If the revised rule is adopted, New Jersey would be the third state to adopt an exception to client-confidentiality obligations for information relating to wrongful convictions. The other two are Alaska and Massachusetts.

The proposed rule change, if adopted, would change RPC 1.6 to create an exception to the duty to keep client information confidential if that information demonstrates that an innocent person was wrongly convicted of a crime with significant penal consequences. The judiciary is accepting written comments through June 26 on the proposal made public Wednesday.

The proposal caused a division among the 21-member Supreme Court Working Group on the Duty of Confidentiality and Wrongful Convictions, with a majority favoring the amendment, according to a report by the group's chairman, Jack Sabatino, the Appellate Division deputy presiding judge for administration.

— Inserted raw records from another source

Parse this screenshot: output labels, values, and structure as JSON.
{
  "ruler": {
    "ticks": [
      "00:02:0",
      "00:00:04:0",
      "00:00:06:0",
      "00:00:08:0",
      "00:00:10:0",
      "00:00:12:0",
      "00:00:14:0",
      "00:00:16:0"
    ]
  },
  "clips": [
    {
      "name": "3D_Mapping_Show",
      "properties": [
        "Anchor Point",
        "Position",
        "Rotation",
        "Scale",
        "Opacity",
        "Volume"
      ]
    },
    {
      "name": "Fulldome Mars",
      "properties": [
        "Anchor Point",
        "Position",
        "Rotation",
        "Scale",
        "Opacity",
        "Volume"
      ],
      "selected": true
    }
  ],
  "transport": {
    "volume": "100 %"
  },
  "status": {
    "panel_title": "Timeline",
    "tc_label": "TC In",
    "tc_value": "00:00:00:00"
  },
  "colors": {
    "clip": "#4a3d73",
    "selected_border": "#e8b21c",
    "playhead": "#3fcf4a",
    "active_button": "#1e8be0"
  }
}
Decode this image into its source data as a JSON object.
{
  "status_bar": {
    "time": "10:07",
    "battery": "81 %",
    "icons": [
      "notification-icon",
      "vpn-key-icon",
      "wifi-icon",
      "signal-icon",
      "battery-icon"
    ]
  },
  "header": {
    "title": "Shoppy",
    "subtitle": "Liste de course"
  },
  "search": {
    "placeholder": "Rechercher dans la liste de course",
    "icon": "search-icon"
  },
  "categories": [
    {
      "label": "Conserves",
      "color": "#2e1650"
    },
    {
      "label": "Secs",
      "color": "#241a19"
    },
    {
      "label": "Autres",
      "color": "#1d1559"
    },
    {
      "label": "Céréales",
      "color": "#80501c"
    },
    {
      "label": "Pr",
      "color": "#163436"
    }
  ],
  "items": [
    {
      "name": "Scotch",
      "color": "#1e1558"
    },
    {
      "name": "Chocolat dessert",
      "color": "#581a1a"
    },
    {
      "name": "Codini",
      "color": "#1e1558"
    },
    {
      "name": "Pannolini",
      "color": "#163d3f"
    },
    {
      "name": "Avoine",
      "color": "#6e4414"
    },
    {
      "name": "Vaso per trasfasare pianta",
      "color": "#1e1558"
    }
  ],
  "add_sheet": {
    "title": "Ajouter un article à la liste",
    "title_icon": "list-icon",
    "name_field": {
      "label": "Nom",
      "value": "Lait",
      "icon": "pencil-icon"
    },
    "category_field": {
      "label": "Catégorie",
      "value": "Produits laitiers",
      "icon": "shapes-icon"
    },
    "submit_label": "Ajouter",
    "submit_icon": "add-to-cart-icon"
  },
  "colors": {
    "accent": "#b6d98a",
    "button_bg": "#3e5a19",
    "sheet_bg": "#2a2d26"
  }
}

"The majority acknowledges that lawyers who reveal client confidences to remedy a wrongful incarceration necessarily harm their own client," Sabatino wrote. "The majority accepts that the client is likely to suffer consequences—the same consequences that the innocent person is currently suffering. Given the tension between a weighty moral obligation and the duty of confidentiality, the majority resolves the tension in favor of the moral obligation."

A significant minority of the group recommended no change, including representatives of the offices of the attorney general and public defender, Sabatino said. Those group members  "adamantly insist that lawyers should not disclose information that is likely to expose their clients to criminal liability. The recommended new rule would require the lawyer to disclose that the client has committed a crime. This proposed exception would require lawyers not only to betray their clients, but also to inflict direct harm on them," Sabatino wrote.

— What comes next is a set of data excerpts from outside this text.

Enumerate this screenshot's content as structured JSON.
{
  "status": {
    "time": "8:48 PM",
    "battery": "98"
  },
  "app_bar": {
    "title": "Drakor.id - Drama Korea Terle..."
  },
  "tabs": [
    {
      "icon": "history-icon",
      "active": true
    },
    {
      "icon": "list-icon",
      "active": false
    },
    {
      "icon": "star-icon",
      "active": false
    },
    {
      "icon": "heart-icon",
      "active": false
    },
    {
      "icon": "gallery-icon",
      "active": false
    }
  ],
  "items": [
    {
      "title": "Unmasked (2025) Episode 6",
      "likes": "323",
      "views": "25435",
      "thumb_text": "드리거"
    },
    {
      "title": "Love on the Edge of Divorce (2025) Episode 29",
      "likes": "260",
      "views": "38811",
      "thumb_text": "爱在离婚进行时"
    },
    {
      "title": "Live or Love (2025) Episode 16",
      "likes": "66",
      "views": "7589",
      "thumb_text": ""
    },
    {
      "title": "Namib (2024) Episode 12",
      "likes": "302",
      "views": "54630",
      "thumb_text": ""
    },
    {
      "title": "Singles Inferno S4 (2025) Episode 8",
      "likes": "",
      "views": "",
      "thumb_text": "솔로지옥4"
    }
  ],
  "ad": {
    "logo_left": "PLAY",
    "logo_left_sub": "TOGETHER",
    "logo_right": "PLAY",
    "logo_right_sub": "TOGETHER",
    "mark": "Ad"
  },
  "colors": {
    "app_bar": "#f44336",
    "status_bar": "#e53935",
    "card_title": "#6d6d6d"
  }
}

The working group considered recommending the rule be changed only if the state is prevented from using that client's statement in a future prosecution of them, Sabatino wrote. There is currently no statutory mechanism for providing immunity when one person offers information about another's wrongful conviction or incarceration, he wrote.

Granting immunity offers protection to the client, but "the group decided that a rule change contingent on enactment of such an immunity statute simply is not viable," Sabatino wrote.

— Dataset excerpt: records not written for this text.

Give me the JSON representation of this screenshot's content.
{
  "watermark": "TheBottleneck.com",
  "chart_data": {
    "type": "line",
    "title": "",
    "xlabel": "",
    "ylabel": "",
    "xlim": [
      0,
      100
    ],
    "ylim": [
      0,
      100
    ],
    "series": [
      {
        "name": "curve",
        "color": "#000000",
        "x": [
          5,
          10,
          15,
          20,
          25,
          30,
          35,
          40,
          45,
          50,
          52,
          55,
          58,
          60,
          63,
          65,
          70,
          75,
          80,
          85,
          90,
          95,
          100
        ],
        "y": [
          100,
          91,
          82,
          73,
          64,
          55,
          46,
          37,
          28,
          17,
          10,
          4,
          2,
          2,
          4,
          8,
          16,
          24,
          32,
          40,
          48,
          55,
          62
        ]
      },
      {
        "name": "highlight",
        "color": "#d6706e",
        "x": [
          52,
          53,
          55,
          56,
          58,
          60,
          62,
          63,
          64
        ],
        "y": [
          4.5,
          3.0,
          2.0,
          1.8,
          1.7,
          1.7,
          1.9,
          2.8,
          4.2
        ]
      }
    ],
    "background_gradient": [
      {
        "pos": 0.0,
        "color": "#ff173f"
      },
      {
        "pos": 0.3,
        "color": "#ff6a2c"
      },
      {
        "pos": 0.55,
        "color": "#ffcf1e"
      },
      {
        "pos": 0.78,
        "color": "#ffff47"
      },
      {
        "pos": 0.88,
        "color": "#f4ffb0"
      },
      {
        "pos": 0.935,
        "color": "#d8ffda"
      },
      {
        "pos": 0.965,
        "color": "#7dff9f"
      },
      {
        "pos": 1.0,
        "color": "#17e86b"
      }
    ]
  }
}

"The Working Group does not recommend that the court request the legislature to pass a new immunity statute. An immunity statute for reporting a wrongful conviction is likely to be controversial and is readily subject to abuse," Sabatino wrote.

In addition to Sabatino, the working group included seven other state judges, six representatives of state agencies, two representatives of academia, as well as other members from the New Jersey State Bar Association, the Garden State Bar Association, the ACLU, the Hispanic Bar Association of New Jersey, the Muslim Lawyers Association of New Jersey and the Association of Criminal Defense Lawyers of New Jersey.